Policy Analyst: Expand USF to Include Edge Providers
Roslyn Layton calls for including digital services in USF funding to relieve burden on telecom consumers.
Jericho Casper
WASHINGTON, Oct. 29, 2024 – With a federal court recently declaring the funding mechanism for a major low-income connectivity program unconstitutional, telecom policy experts are actively discussing alternative solutions to keep essential broadband programs funded.
On Monday, Roslyn Layton, executive vice president of Strand Consult, met with the Federal Communications Commission to propose expanding the $8.1 billion Universal Service Fund’s funding base in a way that avoids the financial burden falling on consumers.
Layton said contributions from industries that benefit from broadband networks – such as cloud computing, software as a service (SaaS), and digital advertising – would establish a sustainable $15 billion annual fund to support both the USF and the Affordable Connectivity Program.
“Edge providers, through their association INCOMPAS, reject that they have any obligation to participate financially in the USF and FCC programs for which they benefit – even though they enjoy a benefit of some $150 billion annually,” Layton told Broadband Breakfast. “The largest providers enjoy an average revenue of $1,500 per year from a new user.”
Yet, she said, edge providers pay almost zero to FCC programs today.
The Strand Consult report suggested that by expanding the contribution base to include these high-growth digital services, the USF contribution rate could fall from the current telecom-based 36% rate to as low as 0.8% initially and potentially to 0.2% over time, easing financial pressures on telecom companies.
The report emphasized that achieving universal access to high-quality, reliable home internet could improve U.S. productivity by 1.1%, resulting in an estimated $160 billion in per-year output gains, or $4 trillion when capitalized at a 4% rate, according to a 2021 National Bureau of Economic Research study.

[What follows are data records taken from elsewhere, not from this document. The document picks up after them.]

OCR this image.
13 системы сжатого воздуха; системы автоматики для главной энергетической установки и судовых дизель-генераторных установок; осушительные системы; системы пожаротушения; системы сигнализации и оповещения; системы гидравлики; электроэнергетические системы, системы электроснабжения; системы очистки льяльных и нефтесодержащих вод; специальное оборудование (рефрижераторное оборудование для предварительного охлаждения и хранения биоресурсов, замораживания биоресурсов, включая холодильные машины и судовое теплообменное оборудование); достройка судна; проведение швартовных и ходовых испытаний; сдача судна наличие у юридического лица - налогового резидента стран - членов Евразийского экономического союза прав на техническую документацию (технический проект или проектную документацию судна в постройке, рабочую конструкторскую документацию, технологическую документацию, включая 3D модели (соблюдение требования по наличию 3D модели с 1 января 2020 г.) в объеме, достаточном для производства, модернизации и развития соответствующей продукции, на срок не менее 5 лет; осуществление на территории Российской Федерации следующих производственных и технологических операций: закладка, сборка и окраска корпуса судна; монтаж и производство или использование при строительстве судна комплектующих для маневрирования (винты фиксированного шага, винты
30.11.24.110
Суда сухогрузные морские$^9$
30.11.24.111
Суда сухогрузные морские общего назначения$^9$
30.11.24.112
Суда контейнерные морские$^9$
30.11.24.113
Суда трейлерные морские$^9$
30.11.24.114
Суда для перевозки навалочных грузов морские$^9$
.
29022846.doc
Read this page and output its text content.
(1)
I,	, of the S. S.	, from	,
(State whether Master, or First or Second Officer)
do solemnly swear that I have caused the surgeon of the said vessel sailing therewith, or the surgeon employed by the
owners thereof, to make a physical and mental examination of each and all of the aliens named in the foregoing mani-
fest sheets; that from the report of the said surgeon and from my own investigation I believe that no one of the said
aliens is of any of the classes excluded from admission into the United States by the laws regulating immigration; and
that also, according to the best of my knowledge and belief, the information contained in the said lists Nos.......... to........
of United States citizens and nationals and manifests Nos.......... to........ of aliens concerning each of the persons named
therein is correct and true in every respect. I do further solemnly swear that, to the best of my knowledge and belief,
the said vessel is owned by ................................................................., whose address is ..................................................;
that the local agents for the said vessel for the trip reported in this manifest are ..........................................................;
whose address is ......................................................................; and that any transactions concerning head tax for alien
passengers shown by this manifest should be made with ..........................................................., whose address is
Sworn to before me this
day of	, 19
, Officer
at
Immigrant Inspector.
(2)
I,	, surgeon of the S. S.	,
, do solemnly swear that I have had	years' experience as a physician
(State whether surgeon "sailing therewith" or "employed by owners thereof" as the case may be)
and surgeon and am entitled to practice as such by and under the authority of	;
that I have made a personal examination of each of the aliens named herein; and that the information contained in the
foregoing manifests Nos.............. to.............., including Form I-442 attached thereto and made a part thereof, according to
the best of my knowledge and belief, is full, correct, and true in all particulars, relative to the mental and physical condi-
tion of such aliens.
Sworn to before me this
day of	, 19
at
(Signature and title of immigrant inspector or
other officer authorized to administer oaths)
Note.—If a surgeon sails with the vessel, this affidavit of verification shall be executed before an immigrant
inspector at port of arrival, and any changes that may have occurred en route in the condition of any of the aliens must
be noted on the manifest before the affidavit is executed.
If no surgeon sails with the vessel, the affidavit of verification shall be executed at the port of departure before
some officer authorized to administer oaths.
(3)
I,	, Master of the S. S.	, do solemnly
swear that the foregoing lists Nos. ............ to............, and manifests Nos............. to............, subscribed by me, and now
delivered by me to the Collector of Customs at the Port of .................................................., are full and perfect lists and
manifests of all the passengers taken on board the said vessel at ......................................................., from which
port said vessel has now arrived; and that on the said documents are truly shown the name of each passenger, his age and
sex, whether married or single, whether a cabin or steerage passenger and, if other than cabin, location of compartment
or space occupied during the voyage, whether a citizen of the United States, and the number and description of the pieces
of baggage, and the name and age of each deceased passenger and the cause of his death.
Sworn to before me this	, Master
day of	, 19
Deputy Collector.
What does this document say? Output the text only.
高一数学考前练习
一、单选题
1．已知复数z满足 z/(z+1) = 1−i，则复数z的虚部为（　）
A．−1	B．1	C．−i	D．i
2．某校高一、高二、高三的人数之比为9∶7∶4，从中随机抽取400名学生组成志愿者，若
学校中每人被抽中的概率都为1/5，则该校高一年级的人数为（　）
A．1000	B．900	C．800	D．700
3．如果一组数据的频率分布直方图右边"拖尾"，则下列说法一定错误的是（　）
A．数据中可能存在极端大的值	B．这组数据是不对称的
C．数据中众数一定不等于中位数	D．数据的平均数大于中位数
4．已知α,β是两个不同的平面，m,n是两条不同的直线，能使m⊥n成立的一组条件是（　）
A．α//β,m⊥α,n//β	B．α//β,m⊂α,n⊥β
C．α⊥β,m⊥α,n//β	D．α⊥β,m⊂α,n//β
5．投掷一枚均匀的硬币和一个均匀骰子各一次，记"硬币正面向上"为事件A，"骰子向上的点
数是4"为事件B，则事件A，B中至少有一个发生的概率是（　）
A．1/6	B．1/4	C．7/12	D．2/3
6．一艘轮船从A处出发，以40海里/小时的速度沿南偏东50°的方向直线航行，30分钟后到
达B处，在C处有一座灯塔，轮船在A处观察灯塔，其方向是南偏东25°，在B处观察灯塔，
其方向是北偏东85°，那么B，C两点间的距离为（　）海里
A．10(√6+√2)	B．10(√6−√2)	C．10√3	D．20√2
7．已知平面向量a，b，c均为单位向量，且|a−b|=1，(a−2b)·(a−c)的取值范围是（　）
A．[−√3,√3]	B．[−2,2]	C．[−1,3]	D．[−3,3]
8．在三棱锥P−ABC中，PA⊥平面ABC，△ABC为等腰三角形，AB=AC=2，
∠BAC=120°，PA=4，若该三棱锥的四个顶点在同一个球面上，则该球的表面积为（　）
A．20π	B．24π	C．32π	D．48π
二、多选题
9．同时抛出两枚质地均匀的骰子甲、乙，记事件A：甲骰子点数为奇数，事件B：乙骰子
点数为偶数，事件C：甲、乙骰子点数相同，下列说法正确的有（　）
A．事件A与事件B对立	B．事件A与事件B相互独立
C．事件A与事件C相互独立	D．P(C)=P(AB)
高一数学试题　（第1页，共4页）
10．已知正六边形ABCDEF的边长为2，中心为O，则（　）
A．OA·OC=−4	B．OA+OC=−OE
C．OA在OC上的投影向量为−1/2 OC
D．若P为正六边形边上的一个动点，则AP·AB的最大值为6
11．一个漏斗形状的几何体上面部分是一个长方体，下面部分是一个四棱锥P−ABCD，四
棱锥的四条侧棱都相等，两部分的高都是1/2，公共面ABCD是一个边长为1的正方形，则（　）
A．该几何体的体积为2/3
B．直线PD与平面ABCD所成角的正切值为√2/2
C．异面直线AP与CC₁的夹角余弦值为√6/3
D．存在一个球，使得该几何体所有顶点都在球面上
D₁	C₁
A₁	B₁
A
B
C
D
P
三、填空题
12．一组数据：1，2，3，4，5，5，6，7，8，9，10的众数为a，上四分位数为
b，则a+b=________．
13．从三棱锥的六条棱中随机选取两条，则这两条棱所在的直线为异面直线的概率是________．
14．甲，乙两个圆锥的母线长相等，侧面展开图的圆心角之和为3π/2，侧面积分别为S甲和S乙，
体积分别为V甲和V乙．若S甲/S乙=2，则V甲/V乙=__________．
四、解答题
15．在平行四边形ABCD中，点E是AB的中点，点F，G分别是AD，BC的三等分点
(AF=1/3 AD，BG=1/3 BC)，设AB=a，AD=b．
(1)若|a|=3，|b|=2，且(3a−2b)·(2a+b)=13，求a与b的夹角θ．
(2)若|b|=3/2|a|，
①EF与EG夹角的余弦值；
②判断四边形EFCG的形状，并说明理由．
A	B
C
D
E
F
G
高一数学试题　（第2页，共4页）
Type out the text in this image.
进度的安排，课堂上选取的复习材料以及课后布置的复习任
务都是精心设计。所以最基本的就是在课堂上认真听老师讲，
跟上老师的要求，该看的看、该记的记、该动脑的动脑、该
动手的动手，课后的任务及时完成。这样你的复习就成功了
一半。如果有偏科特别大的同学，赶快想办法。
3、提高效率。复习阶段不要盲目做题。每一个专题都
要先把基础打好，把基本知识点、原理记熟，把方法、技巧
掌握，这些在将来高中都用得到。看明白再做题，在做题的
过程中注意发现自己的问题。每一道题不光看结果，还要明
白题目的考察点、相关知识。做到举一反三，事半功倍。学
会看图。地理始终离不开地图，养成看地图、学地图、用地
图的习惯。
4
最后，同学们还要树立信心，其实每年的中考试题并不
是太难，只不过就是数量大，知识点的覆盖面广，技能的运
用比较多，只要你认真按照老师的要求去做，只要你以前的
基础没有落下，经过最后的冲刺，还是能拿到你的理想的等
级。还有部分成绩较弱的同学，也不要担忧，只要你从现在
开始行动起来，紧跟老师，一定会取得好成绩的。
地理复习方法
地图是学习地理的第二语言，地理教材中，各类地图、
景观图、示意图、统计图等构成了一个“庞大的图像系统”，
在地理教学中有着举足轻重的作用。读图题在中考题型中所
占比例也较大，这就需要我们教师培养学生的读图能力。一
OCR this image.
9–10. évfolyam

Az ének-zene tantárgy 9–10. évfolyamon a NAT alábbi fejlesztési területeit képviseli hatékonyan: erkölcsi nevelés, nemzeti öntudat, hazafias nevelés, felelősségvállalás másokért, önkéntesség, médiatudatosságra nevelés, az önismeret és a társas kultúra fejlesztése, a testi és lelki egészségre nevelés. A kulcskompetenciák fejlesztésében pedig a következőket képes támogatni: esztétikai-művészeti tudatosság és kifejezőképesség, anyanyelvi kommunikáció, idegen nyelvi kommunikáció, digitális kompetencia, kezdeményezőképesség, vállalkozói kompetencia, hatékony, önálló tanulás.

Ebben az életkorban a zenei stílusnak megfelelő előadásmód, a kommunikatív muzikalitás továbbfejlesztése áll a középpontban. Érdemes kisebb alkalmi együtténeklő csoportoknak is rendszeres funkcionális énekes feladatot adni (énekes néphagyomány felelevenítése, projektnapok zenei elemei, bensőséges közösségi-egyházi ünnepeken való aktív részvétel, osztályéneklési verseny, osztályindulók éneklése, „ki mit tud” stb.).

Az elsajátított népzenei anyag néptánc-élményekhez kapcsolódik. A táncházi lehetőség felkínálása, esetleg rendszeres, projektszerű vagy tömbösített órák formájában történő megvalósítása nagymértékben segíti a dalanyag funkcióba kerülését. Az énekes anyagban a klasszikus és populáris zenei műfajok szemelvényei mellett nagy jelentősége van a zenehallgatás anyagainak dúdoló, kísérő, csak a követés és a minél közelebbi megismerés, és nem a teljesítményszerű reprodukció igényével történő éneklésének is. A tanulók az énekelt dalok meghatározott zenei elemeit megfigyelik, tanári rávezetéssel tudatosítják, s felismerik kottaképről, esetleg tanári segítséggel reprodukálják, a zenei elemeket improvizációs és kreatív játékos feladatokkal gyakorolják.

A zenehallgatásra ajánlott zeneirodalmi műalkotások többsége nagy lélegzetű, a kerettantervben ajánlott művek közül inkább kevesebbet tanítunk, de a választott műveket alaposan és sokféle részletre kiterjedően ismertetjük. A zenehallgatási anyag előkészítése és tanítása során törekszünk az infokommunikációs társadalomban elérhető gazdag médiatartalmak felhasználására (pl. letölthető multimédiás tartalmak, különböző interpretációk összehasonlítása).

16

“It would be best for Congress to direct the FCC on how to proceed. Indeed, there is already a bipartisan bill outlining a way forward, S. 3321 Lowering Broadband Costs for Consumers, which describes how to assess edge providers and broadband providers. Moreover, the USF Working Group has been engaged on this topic,” Layton told Broadband Breakfast.
In April, the FCC chose to forbear from imposing USF contributions on broadband providers, citing concerns about potential cost increases for consumers. Public interest advocates, however, argued that this decision missed a critical opportunity to expand the USF’s funding pool.
“Assessing consumer broadband is problematic because costs are likely to be passed through to end users,” Layton’s filing said. “A proposal to assess contributions on telecom and broadband services alone would be problematic because the revenue in this category is generally flat or declining.”
Ahead of the FCC's Net Neutrality vote in April, INCOMPAS representatives urged the agency not to exclude broadband ISPs from the USF contribution base. The trade group disputed FCC data showing that retail broadband rates would rise if broadband ISPs had to contribute revenue to the USF.
If the FCC’s net neutrality order – currently pending before the U.S. Court of Appeals for the Sixth Circuit, with oral arguments scheduled for Thursday – is approved, broadband providers would also be regulated as telecoms, potentially making them subject to USF contributions.